Evita el estreñimiento

EVITA EL ESTREÑIMIENTO

Más vale prevenir el estreñimiento que curarlo

 

No necesitas convertirte en un deportista de élite: basta con 30 minutos al día de ejercicio suave. Si te cuesta al principio, empieza despacio y trata de hacer un poco de ejercicio al aire libre cada día. Sal a dar una vuelta en bici, practica deporte con los amigos o pasea.
Trata de comer y beber con regularidad: unos hábitos alimentarios estables y come siempre a las mismas horas es bueno para el aparato digestivo. La mejor forma de empezar el día es con un desayuno con alto contenido en fibra, a base de fruta y muesli. Bebe al menos dos litros de agua, té, o zumo al día y trata de añadir alimentos con alto contenido en fibra (como, por ejemplo, arroz o pasta integral, ensalada o verduras) a las demás comidas. Una opción sana y perfecta para picar algo entre horas es comer fruta o verduras cortadas en bastones.
De todos modos, también deberías tratar de ir al baño una vez al día. Si puedes, ves al baño a una hora fija como, por ejemplo, inmediatamente después de desayunar.
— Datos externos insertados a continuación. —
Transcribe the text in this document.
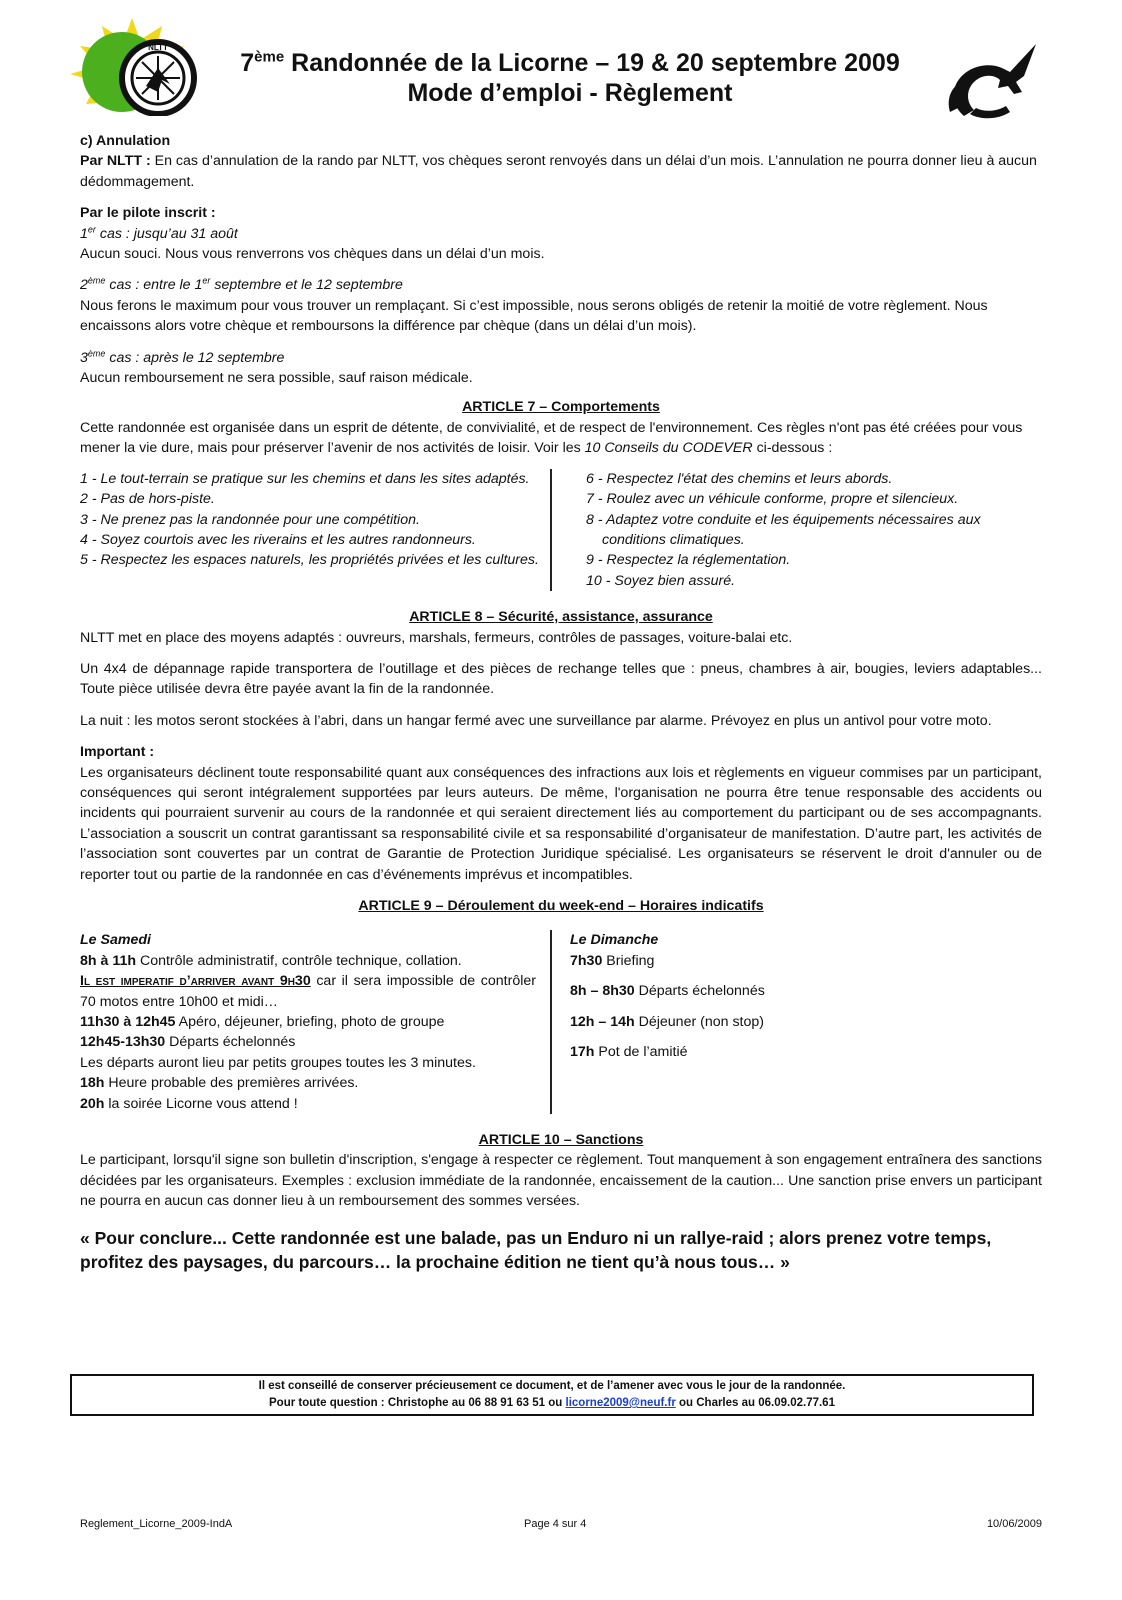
NLTT
7ème Randonnée de la Licorne – 19 & 20 septembre 2009
Mode d’emploi - Règlement

c) Annulation

Par NLTT : En cas d’annulation de la rando par NLTT, vos chèques seront renvoyés dans un délai d’un mois. L’annulation ne pourra donner lieu à aucun dédommagement.

Par le pilote inscrit :

1er cas : jusqu’au 31 août

Aucun souci. Nous vous renverrons vos chèques dans un délai d’un mois.

2ème cas : entre le 1er septembre et le 12 septembre

Nous ferons le maximum pour vous trouver un remplaçant. Si c’est impossible, nous serons obligés de retenir la moitié de votre règlement. Nous encaissons alors votre chèque et remboursons la différence par chèque (dans un délai d’un mois).

3ème cas : après le 12 septembre

Aucun remboursement ne sera possible, sauf raison médicale.

ARTICLE 7 – Comportements

Cette randonnée est organisée dans un esprit de détente, de convivialité, et de respect de l'environnement. Ces règles n'ont pas été créées pour vous mener la vie dure, mais pour préserver l’avenir de nos activités de loisir. Voir les 10 Conseils du CODEVER ci-dessous :

1 - Le tout-terrain se pratique sur les chemins et dans les sites adaptés.

2 - Pas de hors-piste.

3 - Ne prenez pas la randonnée pour une compétition.

4 - Soyez courtois avec les riverains et les autres randonneurs.

5 - Respectez les espaces naturels, les propriétés privées et les cultures.

6 - Respectez l'état des chemins et leurs abords.

7 - Roulez avec un véhicule conforme, propre et silencieux.

8 - Adaptez votre conduite et les équipements nécessaires aux

conditions climatiques.

9 - Respectez la réglementation.

10 - Soyez bien assuré.

ARTICLE 8 – Sécurité, assistance, assurance

NLTT met en place des moyens adaptés : ouvreurs, marshals, fermeurs, contrôles de passages, voiture-balai etc.

Un 4x4 de dépannage rapide transportera de l’outillage et des pièces de rechange telles que : pneus, chambres à air, bougies, leviers adaptables... Toute pièce utilisée devra être payée avant la fin de la randonnée.

La nuit : les motos seront stockées à l’abri, dans un hangar fermé avec une surveillance par alarme. Prévoyez en plus un antivol pour votre moto.

Important :

Les organisateurs déclinent toute responsabilité quant aux conséquences des infractions aux lois et règlements en vigueur commises par un participant, conséquences qui seront intégralement supportées par leurs auteurs. De même, l'organisation ne pourra être tenue responsable des accidents ou incidents qui pourraient survenir au cours de la randonnée et qui seraient directement liés au comportement du participant ou de ses accompagnants. L’association a souscrit un contrat garantissant sa responsabilité civile et sa responsabilité d’organisateur de manifestation. D’autre part, les activités de l’association sont couvertes par un contrat de Garantie de Protection Juridique spécialisé. Les organisateurs se réservent le droit d'annuler ou de reporter tout ou partie de la randonnée en cas d’événements imprévus et incompatibles.

ARTICLE 9 – Déroulement du week-end – Horaires indicatifs

Le Samedi

8h à 11h Contrôle administratif, contrôle technique, collation.

Il est imperatif d’arriver avant 9h30 car il sera impossible de contrôler 70 motos entre 10h00 et midi…

11h30 à 12h45 Apéro, déjeuner, briefing, photo de groupe

12h45-13h30 Départs échelonnés

Les départs auront lieu par petits groupes toutes les 3 minutes.

18h Heure probable des premières arrivées.

20h la soirée Licorne vous attend !

Le Dimanche

7h30 Briefing

8h – 8h30 Départs échelonnés

12h – 14h Déjeuner (non stop)

17h Pot de l’amitié

ARTICLE 10 – Sanctions

Le participant, lorsqu'il signe son bulletin d'inscription, s'engage à respecter ce règlement. Tout manquement à son engagement entraînera des sanctions décidées par les organisateurs. Exemples : exclusion immédiate de la randonnée, encaissement de la caution... Une sanction prise envers un participant ne pourra en aucun cas donner lieu à un remboursement des sommes versées.

« Pour conclure... Cette randonnée est une balade, pas un Enduro ni un rallye-raid ; alors prenez votre temps, profitez des paysages, du parcours… la prochaine édition ne tient qu’à nous tous… »

Il est conseillé de conserver précieusement ce document, et de l’amener avec vous le jour de la randonnée.
Pour toute question : Christophe au 06 88 91 63 51 ou licorne2009@neuf.fr ou Charles au 06.09.02.77.61
Reglement_Licorne_2009-IndA	Page 4 sur 4	10/06/2009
Así lo convertirás en un hábito. Y si tiene que hacer de vientre no esperes, aunque estés fuera de casa. Tómate el tiempo que necesites.
Si te preocupa algo o tienes un problema, coméntalo con tus familiares o amigos y trata de encontrar una solución. Si a menudo estás bajo mucha presión, podrías aprender alguna técnica de relajación como, por ejemplo, meditación, yoga o autorrelajación. Tu salud es lo primero.